Ecrit en Octobre 2019: texte à amorce 8

« un paysage mélancolique, hanté par l’absence. Comme si l’espace n’était plus soudain qu’une archive, une trace d’un monde perdu » Maylis de Kérangal

 

Vaisseau divaguant.

Cela ressemblait à un paysage mélancolique, hanté par l’absence. Comme si l’espace n’était plus soudain qu’une archive, une trace d’un monde perdu. C’était là que nous étions arrivés à l’issue de ce voyage fou à plus de 300000km/s sur une distance de plus de 15 milliards d’années lumière. A bord de cet engin racheté à un revendeur qui se fournissait auprès de la production de la Guerre des étoiles : à la fin du tournage elle se débarrassait de ses stocks de vaisseaux à des prix avantageux.

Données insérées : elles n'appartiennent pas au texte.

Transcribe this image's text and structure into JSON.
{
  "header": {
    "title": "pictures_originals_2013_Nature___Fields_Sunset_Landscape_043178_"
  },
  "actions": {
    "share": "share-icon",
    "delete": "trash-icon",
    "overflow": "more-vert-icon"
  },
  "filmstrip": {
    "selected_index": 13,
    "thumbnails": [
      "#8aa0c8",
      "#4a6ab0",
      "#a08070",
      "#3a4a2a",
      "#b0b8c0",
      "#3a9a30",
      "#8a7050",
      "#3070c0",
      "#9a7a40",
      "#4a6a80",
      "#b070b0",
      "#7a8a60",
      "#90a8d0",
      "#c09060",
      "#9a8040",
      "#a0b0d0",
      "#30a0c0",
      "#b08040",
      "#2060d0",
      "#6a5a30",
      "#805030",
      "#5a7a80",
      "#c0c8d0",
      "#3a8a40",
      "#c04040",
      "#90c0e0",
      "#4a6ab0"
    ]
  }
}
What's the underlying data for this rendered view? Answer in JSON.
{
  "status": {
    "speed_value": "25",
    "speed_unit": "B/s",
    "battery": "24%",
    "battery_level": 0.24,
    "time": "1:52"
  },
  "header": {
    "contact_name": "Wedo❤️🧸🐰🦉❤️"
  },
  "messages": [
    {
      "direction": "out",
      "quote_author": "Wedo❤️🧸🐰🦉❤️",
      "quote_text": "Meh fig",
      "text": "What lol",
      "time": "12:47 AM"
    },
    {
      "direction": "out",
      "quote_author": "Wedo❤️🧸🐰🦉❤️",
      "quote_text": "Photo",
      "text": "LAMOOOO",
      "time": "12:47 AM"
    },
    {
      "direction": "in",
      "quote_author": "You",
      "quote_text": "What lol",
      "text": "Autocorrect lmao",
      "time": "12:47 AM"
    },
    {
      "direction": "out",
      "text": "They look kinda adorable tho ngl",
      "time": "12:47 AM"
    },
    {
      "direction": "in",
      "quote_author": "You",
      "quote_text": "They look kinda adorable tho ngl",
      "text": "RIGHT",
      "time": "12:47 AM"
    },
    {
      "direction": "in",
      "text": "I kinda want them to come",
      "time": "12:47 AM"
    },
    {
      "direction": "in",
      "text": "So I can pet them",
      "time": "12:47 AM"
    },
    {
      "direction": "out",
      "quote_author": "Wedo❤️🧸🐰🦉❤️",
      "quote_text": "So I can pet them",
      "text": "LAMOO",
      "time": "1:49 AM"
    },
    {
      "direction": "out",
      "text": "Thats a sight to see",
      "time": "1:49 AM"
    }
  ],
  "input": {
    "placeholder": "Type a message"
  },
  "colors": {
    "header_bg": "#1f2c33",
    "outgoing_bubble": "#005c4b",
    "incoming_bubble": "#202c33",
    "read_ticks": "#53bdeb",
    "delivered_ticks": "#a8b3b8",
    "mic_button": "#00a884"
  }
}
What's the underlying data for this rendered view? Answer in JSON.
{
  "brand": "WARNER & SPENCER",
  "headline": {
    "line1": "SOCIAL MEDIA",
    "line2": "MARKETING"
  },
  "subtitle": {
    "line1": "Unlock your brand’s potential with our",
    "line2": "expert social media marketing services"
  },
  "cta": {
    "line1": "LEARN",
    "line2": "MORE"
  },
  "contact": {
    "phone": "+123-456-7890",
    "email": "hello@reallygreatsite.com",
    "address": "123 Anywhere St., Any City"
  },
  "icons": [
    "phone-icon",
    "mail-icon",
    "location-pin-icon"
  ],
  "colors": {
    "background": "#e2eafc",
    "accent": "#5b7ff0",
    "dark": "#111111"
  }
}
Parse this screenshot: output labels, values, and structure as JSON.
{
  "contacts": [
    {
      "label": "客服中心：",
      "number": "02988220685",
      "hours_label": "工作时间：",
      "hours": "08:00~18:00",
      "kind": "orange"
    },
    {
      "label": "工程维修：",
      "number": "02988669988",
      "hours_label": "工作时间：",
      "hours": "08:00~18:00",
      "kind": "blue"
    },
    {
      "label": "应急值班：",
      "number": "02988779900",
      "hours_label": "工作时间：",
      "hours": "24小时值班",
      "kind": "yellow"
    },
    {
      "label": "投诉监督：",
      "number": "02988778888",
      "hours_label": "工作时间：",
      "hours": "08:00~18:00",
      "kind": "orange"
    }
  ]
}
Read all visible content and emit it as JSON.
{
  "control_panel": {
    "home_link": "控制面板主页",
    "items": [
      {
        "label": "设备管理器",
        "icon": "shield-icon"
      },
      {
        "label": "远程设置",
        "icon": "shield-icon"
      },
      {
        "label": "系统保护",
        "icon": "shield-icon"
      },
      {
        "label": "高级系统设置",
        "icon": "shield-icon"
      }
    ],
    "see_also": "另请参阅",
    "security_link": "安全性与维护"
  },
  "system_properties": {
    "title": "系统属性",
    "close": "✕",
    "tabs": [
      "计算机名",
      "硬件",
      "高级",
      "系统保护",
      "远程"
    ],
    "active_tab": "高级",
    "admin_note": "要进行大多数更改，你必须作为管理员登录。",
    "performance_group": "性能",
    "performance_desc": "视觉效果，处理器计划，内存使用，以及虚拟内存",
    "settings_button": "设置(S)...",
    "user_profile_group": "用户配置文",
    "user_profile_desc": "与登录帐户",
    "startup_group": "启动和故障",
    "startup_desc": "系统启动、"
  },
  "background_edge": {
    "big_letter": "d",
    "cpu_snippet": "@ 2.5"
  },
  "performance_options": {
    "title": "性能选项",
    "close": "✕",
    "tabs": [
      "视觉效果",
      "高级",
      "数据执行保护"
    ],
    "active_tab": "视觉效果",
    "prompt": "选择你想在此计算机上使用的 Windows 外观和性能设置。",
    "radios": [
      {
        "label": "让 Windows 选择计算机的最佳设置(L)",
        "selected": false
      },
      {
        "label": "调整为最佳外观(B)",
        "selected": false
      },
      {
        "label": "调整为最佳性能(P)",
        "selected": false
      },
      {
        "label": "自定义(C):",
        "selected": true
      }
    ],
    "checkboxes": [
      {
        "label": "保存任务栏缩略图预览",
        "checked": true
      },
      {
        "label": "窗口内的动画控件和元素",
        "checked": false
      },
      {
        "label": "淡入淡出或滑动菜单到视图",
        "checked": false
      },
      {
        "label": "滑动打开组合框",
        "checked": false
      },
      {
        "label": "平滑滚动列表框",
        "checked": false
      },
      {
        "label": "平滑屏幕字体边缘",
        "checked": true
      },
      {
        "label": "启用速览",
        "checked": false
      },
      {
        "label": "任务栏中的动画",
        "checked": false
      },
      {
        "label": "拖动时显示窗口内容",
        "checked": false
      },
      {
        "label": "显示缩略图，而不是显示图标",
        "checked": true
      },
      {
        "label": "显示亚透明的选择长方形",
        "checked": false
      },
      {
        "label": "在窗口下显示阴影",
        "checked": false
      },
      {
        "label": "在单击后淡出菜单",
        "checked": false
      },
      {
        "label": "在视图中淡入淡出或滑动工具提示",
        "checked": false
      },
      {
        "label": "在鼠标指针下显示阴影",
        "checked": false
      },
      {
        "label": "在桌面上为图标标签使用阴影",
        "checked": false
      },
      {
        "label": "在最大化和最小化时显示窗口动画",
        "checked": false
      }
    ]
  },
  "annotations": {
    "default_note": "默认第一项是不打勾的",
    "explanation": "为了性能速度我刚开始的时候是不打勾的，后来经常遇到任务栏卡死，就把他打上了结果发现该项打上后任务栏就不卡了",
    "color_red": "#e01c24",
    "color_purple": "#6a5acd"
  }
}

Une occasion pas chère une bonne affaire quoi, mais on s’était vite rendu compte qu’il y avait quelque chose qui clochait : la pédale d’accélérateur, avant de regagner la station orbitale le passeur l’avait coincée en position maximum, on n’a jamais pu la décoincer : impossible de ralentir ou de freiner, en plus le moteur à impulsion quantique avait été trafiqué débridé comme les mobylettes autrefois ; on avait vite atteint les confins de l’univers connu et à cette vitesse on avait fait une sacrée remontée dans le temps.

Et nous avions vu quelquefois ce que l’homme a cru voir : les cieux crevant en éclairs, les soleils bas tachés d’horreurs mystiques illuminant de longs figements violets la nuit verte et l’éveil jaune et bleu des phosphores chanteurs ! Sous les arcs-en-ciel tendus comme des brides nous avons vu fermenter les galaxies énormes , nasses où pourrit tout un Léviathan !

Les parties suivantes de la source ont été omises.